2. Decoding the Code: A Step-by-Step Breakdown

Let's break down the purpose of each key part of this function. The magic lies in how the model uses these components to balance performance with model quality.

Step 1: Tensor Shapes and Grouped-Query Attention (GQA)

The first lines unpack the tensor shapes: n_tokens, n_heads, q_mult, and d_head. In the context of this code, the model uses Grouped-Query Attention (GQA). In GQA, multiple query heads share a single set of key (K) and value (V) heads within a "group". The q_mult variable represents the number of query heads in each group. This is different from a standard multi-head attention where each query head has its own KV head, and different from multi-query attention where all query heads share one KV head.

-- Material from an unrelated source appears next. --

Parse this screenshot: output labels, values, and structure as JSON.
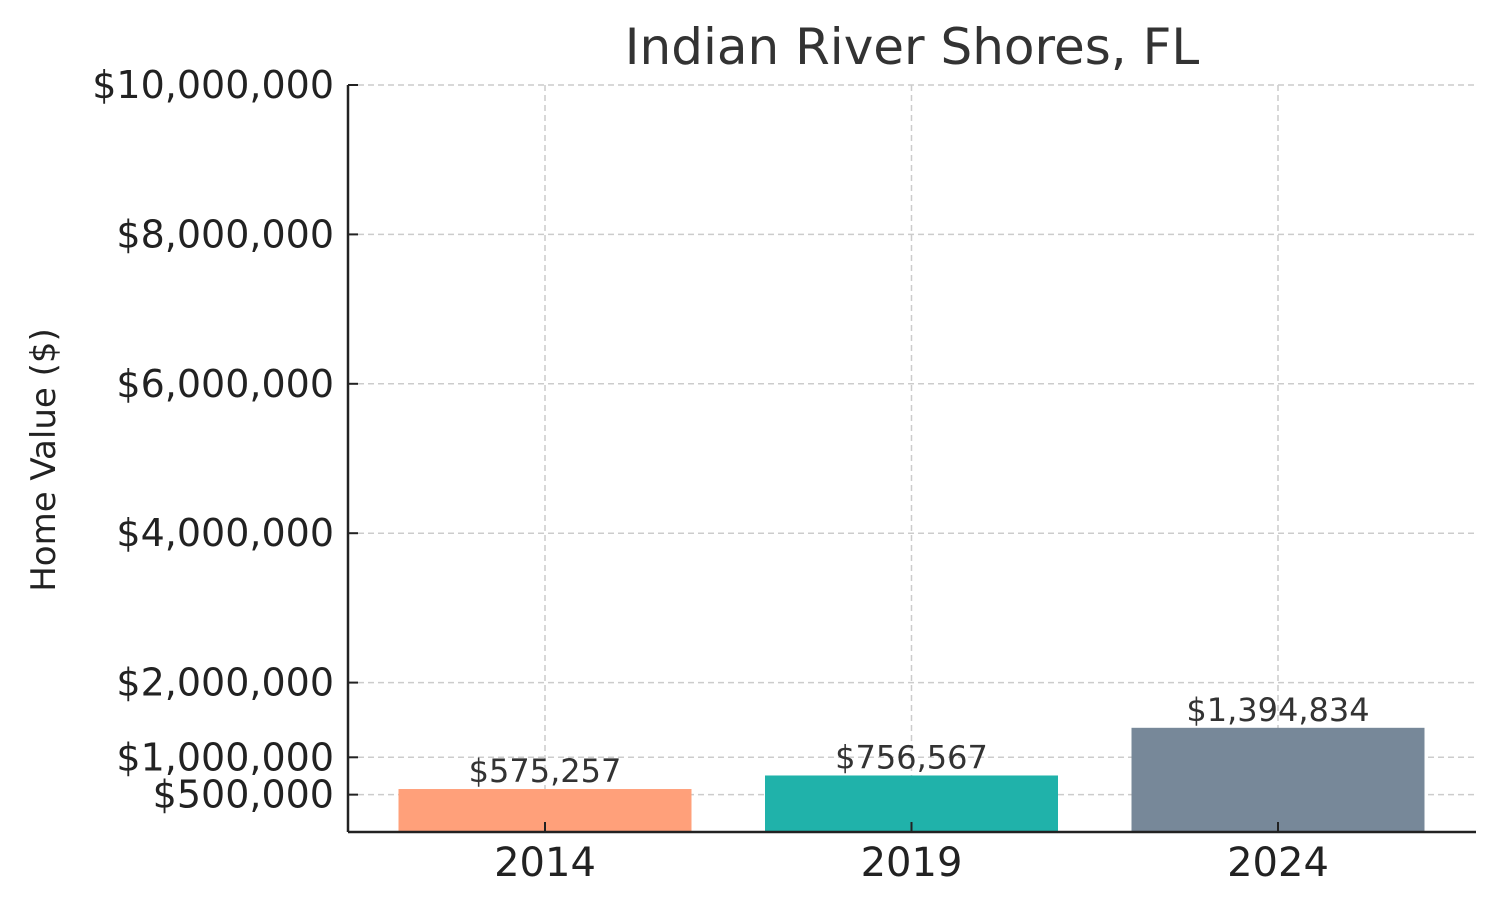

The lines K = K[:, :, None, :].expand(-1, -1, q_mult, -1) and V = V[:, :, None, :].expand(-1, -1, q_mult, -1) are crucial here. Since the K and V tensors are shared across a group of q_mult query heads, they have a smaller shape. The .expand() operation effectively duplicates the tensors to match the number of query heads, preparing the data for the efficient batched matrix multiplication (torch.einsum) that follows.

Step 2: Causal Masking and Sliding Window

The mask is a core component. The line mask = torch.triu(..., diagonal=1) creates an upper triangular matrix of -inf values. This is the causal mask, which ensures that during training, each token can only attend to tokens that came before it. This is a fundamental requirement for autoregressive models that generate text sequentially.

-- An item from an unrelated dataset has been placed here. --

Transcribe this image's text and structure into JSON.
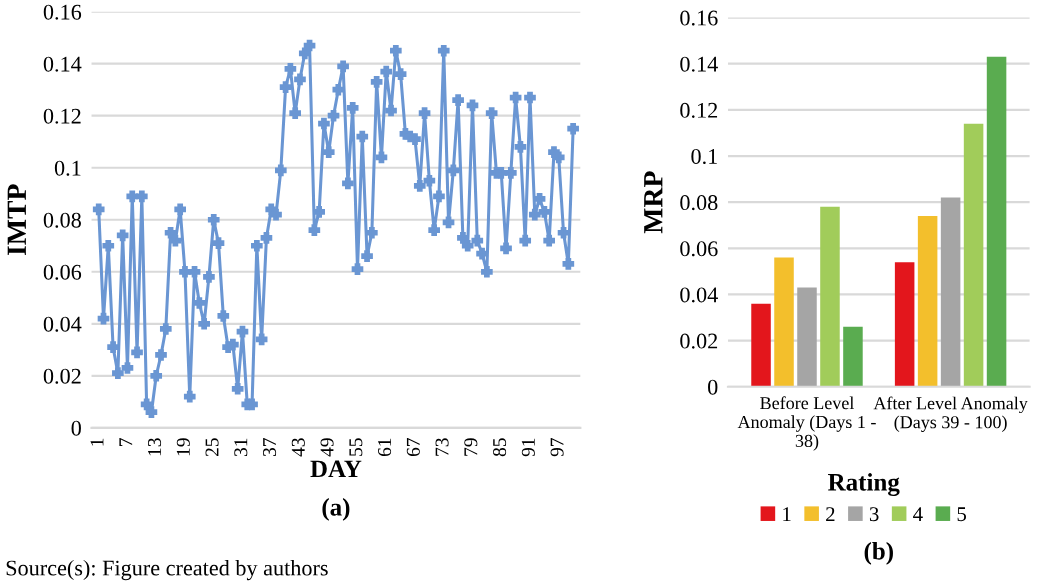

The if sliding_window > 0 block adds a second mask. By adding a lower triangular matrix of -inf values, it restricts each token to only attending to a fixed-size window of tokens immediately preceding it. This "banded" attention pattern is a form of sparse attention. It limits the computational complexity from a quadratic relationship (as in a standard full attention matrix) to a linear one, or from O(N^2) to O(N), which is essential for scaling to very long sequences.

Step 3: The "Sink" Vector for Numerical Stability

The S tensor, or sink vector, is a fascinating detail. This tensor is a trainable parameter whose values are learned during training. Its role is purely for numerical stability. In sparse attention, a token's attention window might be completely masked, leading to all-negative-infinity attention scores. Applying the softmax function to these scores would result in a NaN, crashing the training. By concatenating the sink's scores to the attention matrix (QK = torch.cat([QK, S], dim=-1)), we guarantee at least one finite value. This prevents the NaN output and stabilizes the training.

The line W = W[..., :-1] then removes the attention weight assigned to the sink. This ensures that the sink vector serves its purpose of stabilizing the softmax without influencing the final attention output.

Step 4: Training vs. Inference

It's important to understand that this code snippet is only a vanilla implementation for the training phase, where the entire sequence is available. For inference (generation), the process is different. A model generates one new token at a time, meaning n_tokens is always 1. The model uses a KV cache to store the keys and values of all previously generated tokens. The attention calculation for the new token's query is only performed against the keys and values of the previous tokens stored in the cache. With a sliding window, this attention is further restricted to only the last sliding_window tokens in the cache, keeping the computation constant and low for each new token generated.

Conclusion

These techniques—Grouped-Query Attention for KV cache efficiency, Sliding Window Attention for linear scalability with long contexts, and the Sink Vector for numerical stability—are interesting features that make modern large language models practical and performant.